Among those who were arrested is a judge and former Bundestag MP for the far-right populist Alternative for Germany (AfD). The group also included former army officers, aristocrats, and former members of the police. People, in other words, who have contacts, insights into democratic institutions, and financial resources. Several of them own and are able to use firearms, many of which were seized during the raid.

That makes those arrested and their supporters a threat to the rule of law, even if they can hardly bring the system to its knees. “It may not be able to launch a successful coup, but bits of ideology can be spread and be embraced by other extremist groups or even by individuals in the mainstream of society,” Zick said.

Birgit Malsack-Winkemann, a judge and former AfD parliamentarian, was among the plotters who were arrested this weekImage: Bernd von Jutrczenka/dpa/picture alliance

COVID protests brought extremists together

The sociologist warns that many people are united by what has become a dangerous ideological mix.

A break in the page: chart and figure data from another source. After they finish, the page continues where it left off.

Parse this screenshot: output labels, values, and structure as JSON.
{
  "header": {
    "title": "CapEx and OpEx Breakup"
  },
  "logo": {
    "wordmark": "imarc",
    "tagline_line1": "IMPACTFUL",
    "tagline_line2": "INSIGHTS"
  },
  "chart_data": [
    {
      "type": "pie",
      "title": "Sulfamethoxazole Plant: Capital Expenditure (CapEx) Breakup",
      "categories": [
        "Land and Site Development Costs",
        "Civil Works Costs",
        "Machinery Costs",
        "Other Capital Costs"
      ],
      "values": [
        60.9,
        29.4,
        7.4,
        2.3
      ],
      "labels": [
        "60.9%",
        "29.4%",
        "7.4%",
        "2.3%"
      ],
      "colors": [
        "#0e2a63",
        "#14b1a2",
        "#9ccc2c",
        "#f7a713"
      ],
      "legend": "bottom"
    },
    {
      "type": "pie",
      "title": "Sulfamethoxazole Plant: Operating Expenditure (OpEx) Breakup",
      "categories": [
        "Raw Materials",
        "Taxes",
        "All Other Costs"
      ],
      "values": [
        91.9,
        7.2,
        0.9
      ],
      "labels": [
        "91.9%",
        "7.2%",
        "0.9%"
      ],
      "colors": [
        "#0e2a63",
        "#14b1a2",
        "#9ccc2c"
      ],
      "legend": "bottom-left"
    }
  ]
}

Some of them believe there is a state within a state that operates in secret and they subscribe to antisemitic conspiracy theories. “Central to this is also that many of the groups virtually demand the system be overthrown, because they do not recognize the form of government and democracy at its core,” Zick explained.

The COVID-19 pandemic and the associated protests in particular have contributed to a radicalization of the scene, many experts conclude. Some people have lost faith in the state and have become receptive to perceived struggles for freedom and to demands for the establishment of an alternative state.

“The coronavirus protests have brought together various groups from the middle-class center, right-wing populism, right-wing extremism, conspiracy-oriented and other milieus about ideologies of resistance and freedom,” said Andreas Zick.

“It’s certainly not classic right-wing extremists, but it’s something I’ve been calling conspiracy extremism for some time now, in which case you could say more precisely right-wing conspiracy terrorism,” explained the SPD’s spokesman on criminal policy, Sebastian Fiedler .

Anti-government protests in Frankfurt Oder in October 2022
The COVID-19 pandemic and the associated protests have contributed to a radicalization among parts of the publicImage: Patrick Pleul/dpa/picture alliance

And politics and society have apparently not yet found a way to combat this. Fiedler said, for example, that the state authorities and politicians now understand quite well how radicalization in right-wing extremism and Islamism works and have set up deradicalization programs accordingly. But they have not yet begun to take action to deal with conspiracy myths. Conflict researcher Andreas Zick also advocates analyzing the groups to then develop a prevention plan.

Establishing a prevention plan seems more urgent than ever: it is precisely crises in a complex world that can push people away from democracy, which can sometimes seem tedious and complicated, and towards the simple explanations that make conspiracy myths so attractive.

“Extremism, in particular, is changing, and especially in times of crisis,” Zick warned. “We tend to focus on the majority of the people, but it’s small groups like terror cells that can make a state unstable.”

This article was originally written in German.